Tool 1: Annotate Reading
A solid understanding of the reading is an integral part of being able to write clearly and effectively. In Dickie’s opinion, teaching students to annotate a reading has many benefits including, “improving their ability to contribute meaningfully to discussions of a text,” and “encouraging student-to-student exchanges.” She also said that it works as a great scaffold for the last step, which requires students to annotate their final draft.
Dickie recommended that you start having students practice this skill earlier than later. It isn’t necessary to wait until students are in advanced academic courses before requiring them to do this. Even at a beginning level class, you can encourage them to use basic annotations. She suggested that it’s a good idea to have students do this in class together before requiring them to do it on their own. She also noted the use of some common symbols that the class can use which is something that I’ve not thought of before.

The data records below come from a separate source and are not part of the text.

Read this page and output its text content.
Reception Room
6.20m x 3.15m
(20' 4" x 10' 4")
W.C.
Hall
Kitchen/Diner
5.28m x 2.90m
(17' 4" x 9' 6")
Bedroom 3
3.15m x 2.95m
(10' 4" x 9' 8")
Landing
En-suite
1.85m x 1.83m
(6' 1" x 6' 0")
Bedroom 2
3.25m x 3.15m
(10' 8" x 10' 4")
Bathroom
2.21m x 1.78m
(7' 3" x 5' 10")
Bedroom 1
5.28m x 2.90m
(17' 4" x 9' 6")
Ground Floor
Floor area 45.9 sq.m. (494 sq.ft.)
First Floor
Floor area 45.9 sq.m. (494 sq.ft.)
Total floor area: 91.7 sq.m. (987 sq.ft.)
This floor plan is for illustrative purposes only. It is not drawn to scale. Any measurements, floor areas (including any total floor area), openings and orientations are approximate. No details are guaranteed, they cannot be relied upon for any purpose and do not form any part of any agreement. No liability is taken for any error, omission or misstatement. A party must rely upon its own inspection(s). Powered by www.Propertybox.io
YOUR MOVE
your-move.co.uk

Tool 2: Reverse Outline The Draft
Once students have written their first draft, Dickie has them reverse outline their draft. She said this will help students reach those “aha moments” and realize that there might be a gap or breakdown in their writing. She said that sometimes she’ll ask them to bring in a draft and then surprise them with this activity which requires them to reflect on what they have written. I imagine that this step is really helpful for the students who procrastinate by writing the paper the night before and turning it in without any review. This step will give them a chance to practice review and revision, important steps two the writing process.
To do this, Dickie suggested having students read through their first draft and create an outline of the important points and moves in the draft. You will decide what they should be looking for as this will vary with the assignment and level. For example, you could have them label the thesis statement, topic sentences for each body paragraph, transitions, etc.
Dickie recommended having them do this part by writing directly on the draft itself instead of making a new outline. She said that if students are asked to make a new outline, it’s tempting for them to simply recreate one based on the original outline they wrote before starting the draft. If students are writing on the draft, they can’t circle something that’s not there, which will really get them to look at the structure of their essay as it is and reflect on what needs to change.
As a side note, Dickie mentioned this can be used as a form of peer review where you have other students work together to try and reverse outline someone else’s draft.
Tool 3: Annotate Final Essay
This last tool I find quite fascinating and am excited to try in my class this fall. Dickie has her students annotate the final draft of their essay before they turn it in. She said that it helps to give the students a voice to describe their choices and moves and it also helps promote teacher empathy and more effective feedback. During the presentation, Dickie gave an example where a student had explained why he chose a particular hook. Although the hook was poorly written, the annotation helped her see what the student was trying to say, and she was then able to provide guidance to help facilitate learning.
To help students with this process, Dickie recommended giving students explicit instructions on what to comment on. As an example, she mentioned the following possibilities:
- Explain why you selected each quote
- Explain how your transition sentences bridge the paragraphs
- What is a sentence you struggled with?
- What’s the sentence you’re most proud of? Why?
I see this activity as a really powerful way to help students improve their metacognition because it requires them to describe the thought processes behind the choices they made in their writing. I think it would also help students catch any last minute revisions. For example, if they have no reason for using a quote, perhaps it doesn’t need to be there. I can also see this strategy really enriching feedback on a paper because it can create a dialogue between you and a student. Dickie said she usually has students do this the first time on the physical draft but then transitions to comments on Canvas later once they have practiced it.
In her conclusion, Dickie made the argument that these three strategies are “beneficial across levels, boost higher order thinking, increase student sense of agency, [and] enable productive, empathetic feedback.” I would certainly agree. I think the reflective and metacognitive skills students learn from these activities will serve them in the writing classroom and beyond.